Slide 4 – Communication with Computers
Generate Diagram This same process is happening with computers. Historically, we communicate to computers what we want. We have intent in our head and then we translate it with extremely rigid, formal grammars of programming languages to make computers do what we want. They say programming is the stuff of thought, but you needed to translate that via a very rigid grammar that was imperfect, where a lot of the rules were what we focused on and not the intent. Therefore you had to train for several years and your skills would increase over time to try and make the computer do what you wanted.

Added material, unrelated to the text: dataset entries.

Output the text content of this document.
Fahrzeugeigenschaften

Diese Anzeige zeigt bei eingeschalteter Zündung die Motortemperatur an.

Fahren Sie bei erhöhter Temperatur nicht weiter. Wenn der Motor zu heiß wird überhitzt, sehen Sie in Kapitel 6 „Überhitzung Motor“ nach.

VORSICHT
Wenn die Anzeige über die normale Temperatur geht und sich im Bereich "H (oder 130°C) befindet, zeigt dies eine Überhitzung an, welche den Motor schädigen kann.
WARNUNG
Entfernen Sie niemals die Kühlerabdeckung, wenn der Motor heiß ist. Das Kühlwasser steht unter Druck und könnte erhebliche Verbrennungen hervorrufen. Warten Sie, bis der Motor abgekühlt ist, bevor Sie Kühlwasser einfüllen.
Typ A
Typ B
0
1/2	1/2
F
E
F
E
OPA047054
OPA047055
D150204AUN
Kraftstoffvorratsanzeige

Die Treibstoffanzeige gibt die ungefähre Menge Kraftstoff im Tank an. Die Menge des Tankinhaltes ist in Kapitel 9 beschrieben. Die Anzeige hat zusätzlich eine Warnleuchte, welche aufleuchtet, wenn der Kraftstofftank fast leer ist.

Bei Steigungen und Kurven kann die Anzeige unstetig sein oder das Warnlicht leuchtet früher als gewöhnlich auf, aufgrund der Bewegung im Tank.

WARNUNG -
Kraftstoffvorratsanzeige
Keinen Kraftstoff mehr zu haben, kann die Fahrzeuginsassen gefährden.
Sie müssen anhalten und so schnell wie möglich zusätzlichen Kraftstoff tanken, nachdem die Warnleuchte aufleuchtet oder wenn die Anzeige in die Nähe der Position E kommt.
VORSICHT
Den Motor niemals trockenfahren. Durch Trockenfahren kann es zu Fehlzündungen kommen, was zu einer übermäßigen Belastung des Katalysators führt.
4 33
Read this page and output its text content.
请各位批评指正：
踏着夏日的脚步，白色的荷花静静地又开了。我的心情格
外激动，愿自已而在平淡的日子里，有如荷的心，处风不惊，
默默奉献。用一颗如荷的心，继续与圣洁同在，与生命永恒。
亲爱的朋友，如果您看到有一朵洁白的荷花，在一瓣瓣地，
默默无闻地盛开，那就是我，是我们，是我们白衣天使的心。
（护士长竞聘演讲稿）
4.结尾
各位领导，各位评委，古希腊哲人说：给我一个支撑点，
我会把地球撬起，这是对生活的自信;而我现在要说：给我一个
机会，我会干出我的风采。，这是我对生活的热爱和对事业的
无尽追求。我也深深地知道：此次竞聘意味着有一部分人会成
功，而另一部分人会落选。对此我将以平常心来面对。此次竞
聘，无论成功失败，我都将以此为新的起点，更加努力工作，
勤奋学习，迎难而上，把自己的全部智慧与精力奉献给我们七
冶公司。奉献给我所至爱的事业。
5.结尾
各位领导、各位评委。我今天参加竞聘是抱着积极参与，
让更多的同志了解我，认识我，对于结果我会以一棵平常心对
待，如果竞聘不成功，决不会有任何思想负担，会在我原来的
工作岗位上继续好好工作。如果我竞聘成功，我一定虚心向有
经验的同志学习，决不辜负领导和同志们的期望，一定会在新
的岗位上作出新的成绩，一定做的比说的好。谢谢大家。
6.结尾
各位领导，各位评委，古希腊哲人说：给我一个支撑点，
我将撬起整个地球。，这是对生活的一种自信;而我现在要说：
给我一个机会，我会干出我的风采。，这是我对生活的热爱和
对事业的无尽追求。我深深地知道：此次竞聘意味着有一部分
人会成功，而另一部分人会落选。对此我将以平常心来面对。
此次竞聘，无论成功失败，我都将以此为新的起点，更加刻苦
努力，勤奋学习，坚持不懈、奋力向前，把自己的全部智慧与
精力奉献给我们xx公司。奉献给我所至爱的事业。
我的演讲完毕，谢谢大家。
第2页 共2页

Slide 5 – LLMs with Computers
Generate Diagram – similar to slide 2 Now with LLMs and computers, we can easily generate code much faster and more detailed than we historically could. Similar to how we communicate with humans. Except with computers, the grammar is very clear. It’s clear, it can run. And so we have this very quick feedback loop of being able to manifest intent into the computer with relatively little effort.
Slide 6 – Computing Quality and Safety
And similarly, we have relied on the fact that it takes a lot of time to write code. That it takes a lot of attention. That it takes a lot of peer review and that if you got it compiling, odds are you meant to do what it was doing. Now, of course, this varies. Junior developers have a lot of a hard time doing what they intend to do. Maybe their intent is not as well formed as a more senior developer, but there was this fundamental limit on human attention and human speed to be able to generate code. And so this was an inherent safety in our system of computing.
Slide 7 – LLMs Remove This Safety
Now with LLMs and the ability to take very very small intent and Unfurl it into much, much larger programs. The intent is being filled in. And just like super resolving an image, it may not be exactly what we intended. The whole might look right, but you might see different patches that are off. And since software is critical, it actually does things in the real world or changes real things. These gaps and holes can cause large, unintended damage.
Slide 8 – Sirens Call
But the speed that it unlocks, this idea of lowering the barrier between what you intend and what becomes real is so, so alluring. It’s the stuff of science fiction. And so how might we keep our quality and safety and create a discipline of intent where we create a programming language that captures what you want and has all the benefits of historical computing languages, of safety, of reproducibility, of clarity.
Slide 9 – Intentc
I’m exploring this concept in a project called Intentc, which I will demo now, which attempts to create a structure of language that allows you to clearly specify your intent and have programs become reproducible and collaborative and have solid bases that can be built on over time. I’ll introduce the concept in this talk, and I’ll demo a use case and then I’ll ask questions.
Slide 10 – Live Demo
Now just show a slide that represents live demo. The presentation is over and I will take over from here.